Toponym resolution

Last updated

In geographic information systems, toponym resolution is the relationship process between a toponym, i.e. the mention of a place, and an unambiguous spatial footprint of the same place. [1]

Contents

The places mentioned in digitized text collections constitute a rich data source for researchers in many disciplines. However, toponyms in language use are ambiguous, and difficult to assign a definite real-world referent. Over time, established geographic names may change (as in "Byzantium" > "Constantinople" > "Istanbul"); or they may be reused verbatim (("Boston" in England, UK vs. "Boston" in Massachusetts, USA), or with modifications (as in "York" vs. "New York"). To map a set of place names or toponyms that occur in a document to their corresponding latitude/longitude coordinates, a polygon, or any other spatial footprint, a disambiguation step is necessary. A toponym resolution algorithm is an automatic method that performs a mapping from a toponym to a spatial footprint.

Some methods for toponym resolution employ a gazetteer of possible mappings between names and spatial footprints. [2]

Resolution process

The "unambiguous spatial footprint of the same place" [1] of definition can be in fact unambiguous, or "not so unambiguous". There are some different contexts of uncertainty where the resolution process can occur:

From geographical evidence

The toponym resolution sometimes is a simple conversion from name to abbreviation, in special when the abbreviation is used as standard geocode. For example, converting the official country name Afghanistan into an ISO country code, AF.

In annotating media and metadata, the conversion using a map and the geographical evidence (e.g. GPS), is the most usual approach to obtain toponym, or a geocode that represents the toponym.

From textual evidence

In contrast to geocoding of postal addresses, which are typically stored in structured database records, toponym resolution is typically applied to large unstructured text document collections to associate the locations mentioned in them with maps. If some of those text documents are geotagged --- e.g. because they are micro-blog posts with latitude and longitude automatically added --- they can be used to infer the varying geographical specificity of arbitrary terms, e.g. "cable car" or "high tide" [3] .

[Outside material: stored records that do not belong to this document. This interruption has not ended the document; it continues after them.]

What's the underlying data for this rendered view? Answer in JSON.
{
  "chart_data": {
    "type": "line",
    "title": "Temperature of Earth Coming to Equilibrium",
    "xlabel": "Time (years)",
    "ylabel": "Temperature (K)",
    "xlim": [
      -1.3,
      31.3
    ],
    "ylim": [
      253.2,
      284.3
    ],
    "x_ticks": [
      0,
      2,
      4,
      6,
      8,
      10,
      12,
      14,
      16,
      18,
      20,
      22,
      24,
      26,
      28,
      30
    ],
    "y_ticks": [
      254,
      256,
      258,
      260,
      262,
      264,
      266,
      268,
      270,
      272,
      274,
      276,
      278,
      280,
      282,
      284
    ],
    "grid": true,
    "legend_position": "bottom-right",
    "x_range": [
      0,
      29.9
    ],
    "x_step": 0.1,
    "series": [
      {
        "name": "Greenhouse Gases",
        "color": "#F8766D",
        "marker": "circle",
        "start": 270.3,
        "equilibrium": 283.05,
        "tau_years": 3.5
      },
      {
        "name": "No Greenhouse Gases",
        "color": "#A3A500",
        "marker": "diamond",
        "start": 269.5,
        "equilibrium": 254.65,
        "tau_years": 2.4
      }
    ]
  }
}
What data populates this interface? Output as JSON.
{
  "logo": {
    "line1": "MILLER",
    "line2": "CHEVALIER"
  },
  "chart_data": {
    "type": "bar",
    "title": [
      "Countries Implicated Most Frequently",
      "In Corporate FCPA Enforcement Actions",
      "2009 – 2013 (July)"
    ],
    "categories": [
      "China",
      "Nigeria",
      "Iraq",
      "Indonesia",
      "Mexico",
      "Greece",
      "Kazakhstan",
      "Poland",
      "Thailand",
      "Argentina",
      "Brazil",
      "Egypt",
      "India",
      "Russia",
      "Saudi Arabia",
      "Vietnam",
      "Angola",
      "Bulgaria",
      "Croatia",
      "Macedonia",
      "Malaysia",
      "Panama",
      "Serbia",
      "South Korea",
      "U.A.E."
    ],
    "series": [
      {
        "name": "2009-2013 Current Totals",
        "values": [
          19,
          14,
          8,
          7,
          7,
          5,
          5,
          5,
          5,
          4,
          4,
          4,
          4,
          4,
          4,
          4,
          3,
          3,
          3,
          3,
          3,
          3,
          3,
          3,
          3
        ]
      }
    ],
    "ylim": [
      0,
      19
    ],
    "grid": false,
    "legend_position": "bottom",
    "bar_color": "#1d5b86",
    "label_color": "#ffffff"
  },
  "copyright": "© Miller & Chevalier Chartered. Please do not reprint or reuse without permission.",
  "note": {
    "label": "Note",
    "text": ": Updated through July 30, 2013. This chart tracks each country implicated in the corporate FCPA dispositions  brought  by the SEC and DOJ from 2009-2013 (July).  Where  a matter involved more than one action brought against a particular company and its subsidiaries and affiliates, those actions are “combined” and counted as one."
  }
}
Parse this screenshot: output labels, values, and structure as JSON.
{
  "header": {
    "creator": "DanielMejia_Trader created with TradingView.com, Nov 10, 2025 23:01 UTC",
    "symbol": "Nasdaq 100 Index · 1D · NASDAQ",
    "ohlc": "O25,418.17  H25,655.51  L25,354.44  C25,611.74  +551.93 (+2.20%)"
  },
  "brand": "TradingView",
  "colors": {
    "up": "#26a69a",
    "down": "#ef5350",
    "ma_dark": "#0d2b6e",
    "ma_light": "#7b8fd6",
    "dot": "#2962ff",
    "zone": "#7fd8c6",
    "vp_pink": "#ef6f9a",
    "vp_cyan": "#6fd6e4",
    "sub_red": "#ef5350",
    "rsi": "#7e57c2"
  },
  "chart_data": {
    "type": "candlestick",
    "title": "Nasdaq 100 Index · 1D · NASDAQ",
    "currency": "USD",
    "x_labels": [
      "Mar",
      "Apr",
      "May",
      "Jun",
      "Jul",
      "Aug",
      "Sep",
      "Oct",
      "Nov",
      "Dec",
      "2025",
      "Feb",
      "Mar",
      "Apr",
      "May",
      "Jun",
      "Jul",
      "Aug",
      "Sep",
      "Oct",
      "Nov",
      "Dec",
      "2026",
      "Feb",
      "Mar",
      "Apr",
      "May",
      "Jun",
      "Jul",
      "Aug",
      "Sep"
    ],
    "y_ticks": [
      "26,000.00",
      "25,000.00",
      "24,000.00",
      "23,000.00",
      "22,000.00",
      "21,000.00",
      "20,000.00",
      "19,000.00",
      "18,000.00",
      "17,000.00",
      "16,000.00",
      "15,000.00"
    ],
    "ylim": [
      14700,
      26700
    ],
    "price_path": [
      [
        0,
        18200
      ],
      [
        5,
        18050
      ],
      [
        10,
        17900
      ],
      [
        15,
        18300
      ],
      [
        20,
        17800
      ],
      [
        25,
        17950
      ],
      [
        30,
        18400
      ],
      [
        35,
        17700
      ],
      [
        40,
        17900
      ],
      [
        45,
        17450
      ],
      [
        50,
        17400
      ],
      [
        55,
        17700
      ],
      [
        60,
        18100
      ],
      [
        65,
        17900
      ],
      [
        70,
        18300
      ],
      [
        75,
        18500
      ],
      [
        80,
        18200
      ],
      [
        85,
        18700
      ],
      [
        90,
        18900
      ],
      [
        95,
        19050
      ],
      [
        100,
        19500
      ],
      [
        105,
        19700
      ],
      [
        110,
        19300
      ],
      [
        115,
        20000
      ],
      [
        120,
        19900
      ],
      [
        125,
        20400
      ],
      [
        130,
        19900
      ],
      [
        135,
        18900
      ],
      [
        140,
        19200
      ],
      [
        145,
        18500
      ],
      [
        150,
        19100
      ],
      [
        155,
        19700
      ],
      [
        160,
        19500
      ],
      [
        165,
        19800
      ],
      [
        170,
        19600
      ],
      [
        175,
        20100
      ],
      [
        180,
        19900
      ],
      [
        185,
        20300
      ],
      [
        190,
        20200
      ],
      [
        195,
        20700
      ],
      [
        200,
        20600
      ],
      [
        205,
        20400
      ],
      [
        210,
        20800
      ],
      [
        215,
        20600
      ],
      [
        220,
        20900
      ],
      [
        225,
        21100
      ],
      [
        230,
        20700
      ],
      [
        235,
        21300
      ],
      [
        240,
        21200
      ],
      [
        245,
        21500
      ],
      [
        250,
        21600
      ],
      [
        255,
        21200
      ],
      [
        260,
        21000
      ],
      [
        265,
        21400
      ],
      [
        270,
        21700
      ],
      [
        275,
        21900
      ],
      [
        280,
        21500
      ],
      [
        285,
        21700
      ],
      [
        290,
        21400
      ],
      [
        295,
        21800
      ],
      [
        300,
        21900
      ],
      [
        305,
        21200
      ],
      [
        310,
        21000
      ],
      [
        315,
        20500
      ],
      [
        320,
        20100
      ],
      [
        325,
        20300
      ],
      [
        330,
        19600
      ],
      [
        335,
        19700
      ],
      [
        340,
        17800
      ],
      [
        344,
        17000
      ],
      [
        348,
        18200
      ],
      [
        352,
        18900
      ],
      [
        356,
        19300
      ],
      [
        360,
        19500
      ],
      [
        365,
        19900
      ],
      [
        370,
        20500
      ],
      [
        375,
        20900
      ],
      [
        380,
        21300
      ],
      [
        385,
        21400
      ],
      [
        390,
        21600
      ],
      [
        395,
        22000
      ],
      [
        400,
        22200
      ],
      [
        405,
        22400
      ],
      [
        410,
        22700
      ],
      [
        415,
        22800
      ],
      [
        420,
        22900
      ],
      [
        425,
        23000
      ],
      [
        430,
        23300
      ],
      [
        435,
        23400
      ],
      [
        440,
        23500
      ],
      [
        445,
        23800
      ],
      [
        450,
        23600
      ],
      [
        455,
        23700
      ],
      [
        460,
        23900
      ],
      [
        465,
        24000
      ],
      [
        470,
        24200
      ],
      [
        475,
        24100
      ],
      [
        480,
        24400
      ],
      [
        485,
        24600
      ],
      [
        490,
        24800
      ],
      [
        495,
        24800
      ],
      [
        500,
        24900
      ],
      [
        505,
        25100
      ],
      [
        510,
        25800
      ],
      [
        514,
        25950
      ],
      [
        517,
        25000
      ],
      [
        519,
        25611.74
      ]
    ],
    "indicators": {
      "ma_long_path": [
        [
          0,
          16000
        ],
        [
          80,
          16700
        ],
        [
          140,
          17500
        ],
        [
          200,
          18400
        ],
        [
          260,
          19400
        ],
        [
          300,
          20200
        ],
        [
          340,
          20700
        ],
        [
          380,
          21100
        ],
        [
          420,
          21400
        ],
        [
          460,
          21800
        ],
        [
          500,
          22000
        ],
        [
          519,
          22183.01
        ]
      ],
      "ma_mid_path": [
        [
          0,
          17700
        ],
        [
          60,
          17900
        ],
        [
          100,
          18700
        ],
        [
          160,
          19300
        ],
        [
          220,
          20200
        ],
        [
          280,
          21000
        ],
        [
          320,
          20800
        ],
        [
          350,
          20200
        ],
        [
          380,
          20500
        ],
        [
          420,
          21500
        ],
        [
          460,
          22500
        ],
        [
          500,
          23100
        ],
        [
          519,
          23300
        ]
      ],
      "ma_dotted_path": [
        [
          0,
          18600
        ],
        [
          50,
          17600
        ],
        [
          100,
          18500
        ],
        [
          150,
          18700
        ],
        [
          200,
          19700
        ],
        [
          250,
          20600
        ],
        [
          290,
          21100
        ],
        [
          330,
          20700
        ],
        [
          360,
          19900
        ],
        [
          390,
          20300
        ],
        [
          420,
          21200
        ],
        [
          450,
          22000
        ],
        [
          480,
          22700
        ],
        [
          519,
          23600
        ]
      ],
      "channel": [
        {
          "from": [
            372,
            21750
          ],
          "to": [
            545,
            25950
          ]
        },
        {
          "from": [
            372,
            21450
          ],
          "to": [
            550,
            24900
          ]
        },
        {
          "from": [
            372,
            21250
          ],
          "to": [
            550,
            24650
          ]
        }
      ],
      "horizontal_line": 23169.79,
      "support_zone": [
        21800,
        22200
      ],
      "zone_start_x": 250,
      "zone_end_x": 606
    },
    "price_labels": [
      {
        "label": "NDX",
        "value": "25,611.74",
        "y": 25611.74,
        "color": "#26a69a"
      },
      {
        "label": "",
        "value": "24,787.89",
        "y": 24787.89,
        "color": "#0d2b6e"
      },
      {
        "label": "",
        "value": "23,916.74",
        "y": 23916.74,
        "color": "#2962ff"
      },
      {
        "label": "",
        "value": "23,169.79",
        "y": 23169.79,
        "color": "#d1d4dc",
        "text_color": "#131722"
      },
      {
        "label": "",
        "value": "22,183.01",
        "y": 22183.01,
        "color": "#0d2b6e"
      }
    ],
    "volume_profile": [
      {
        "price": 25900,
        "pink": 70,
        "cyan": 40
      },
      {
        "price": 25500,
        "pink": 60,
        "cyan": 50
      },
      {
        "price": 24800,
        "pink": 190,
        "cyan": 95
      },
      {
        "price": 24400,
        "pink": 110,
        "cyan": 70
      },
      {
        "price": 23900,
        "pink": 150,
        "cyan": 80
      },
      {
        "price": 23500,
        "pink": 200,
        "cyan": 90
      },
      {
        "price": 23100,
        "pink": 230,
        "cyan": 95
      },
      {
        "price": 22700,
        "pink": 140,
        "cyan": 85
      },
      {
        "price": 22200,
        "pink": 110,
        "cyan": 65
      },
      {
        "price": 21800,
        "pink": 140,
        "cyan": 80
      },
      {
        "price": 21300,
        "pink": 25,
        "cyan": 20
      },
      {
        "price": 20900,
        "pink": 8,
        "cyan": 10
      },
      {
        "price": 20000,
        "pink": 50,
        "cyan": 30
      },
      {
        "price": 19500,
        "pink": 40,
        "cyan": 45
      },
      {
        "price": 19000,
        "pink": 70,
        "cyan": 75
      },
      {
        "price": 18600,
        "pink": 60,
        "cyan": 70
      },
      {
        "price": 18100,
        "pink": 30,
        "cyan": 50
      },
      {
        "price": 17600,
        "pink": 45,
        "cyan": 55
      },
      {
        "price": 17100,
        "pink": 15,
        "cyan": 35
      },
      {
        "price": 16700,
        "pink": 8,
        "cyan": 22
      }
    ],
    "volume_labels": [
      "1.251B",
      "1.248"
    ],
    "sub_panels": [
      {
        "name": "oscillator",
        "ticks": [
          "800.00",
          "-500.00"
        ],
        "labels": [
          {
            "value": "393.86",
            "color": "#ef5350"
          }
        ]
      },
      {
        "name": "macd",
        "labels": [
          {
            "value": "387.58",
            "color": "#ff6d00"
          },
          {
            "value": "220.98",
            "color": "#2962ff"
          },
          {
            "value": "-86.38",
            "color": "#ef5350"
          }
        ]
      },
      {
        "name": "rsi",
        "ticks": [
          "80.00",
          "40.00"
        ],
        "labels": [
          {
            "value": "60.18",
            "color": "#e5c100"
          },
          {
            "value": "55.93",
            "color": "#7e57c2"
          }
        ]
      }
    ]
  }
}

The process of annotating media (e.g., image, text, video) using spatial footprints is known as Geotagging. In order to automatically geotag a text document, the following steps are usually undertaken: toponym recognition (i.e., spotting textual references to geographic locations) and toponym resolution (i.e., selecting an appropriate location interpretation for each geographic reference).

Toponym recognition can be considered as a special case of named-entity recognition where the objective is to merely derive location entities. However, the result of named-entity recognition can be further improved using hand-crafted rules or statistical rules. [4]

For obtaining location interpretations, resolution models tend to leverage gazetteers (i.e., huge databases of locations) such as GeoNames and OpenStreetMap. A naive approach to resolve toponyms is to pick the most populated interpretation from the list of candidates. For example, in the following excerpt:

Toronto man living, working in London 'uncertain of future' in U.K. after Brexit

CBC

The naive approach seems viable since toponyms Toronto and London refer to their most common interpretation, located in Canada and Britain respectively, whereas in the following piece from a news article:

High-speed rail between Toronto and London by 2025

CBC

This approach fails to pinpoint toponym London as the city located in Ontario, Canada. Hence, selecting the highest population cannot work well for toponyms in a localized context.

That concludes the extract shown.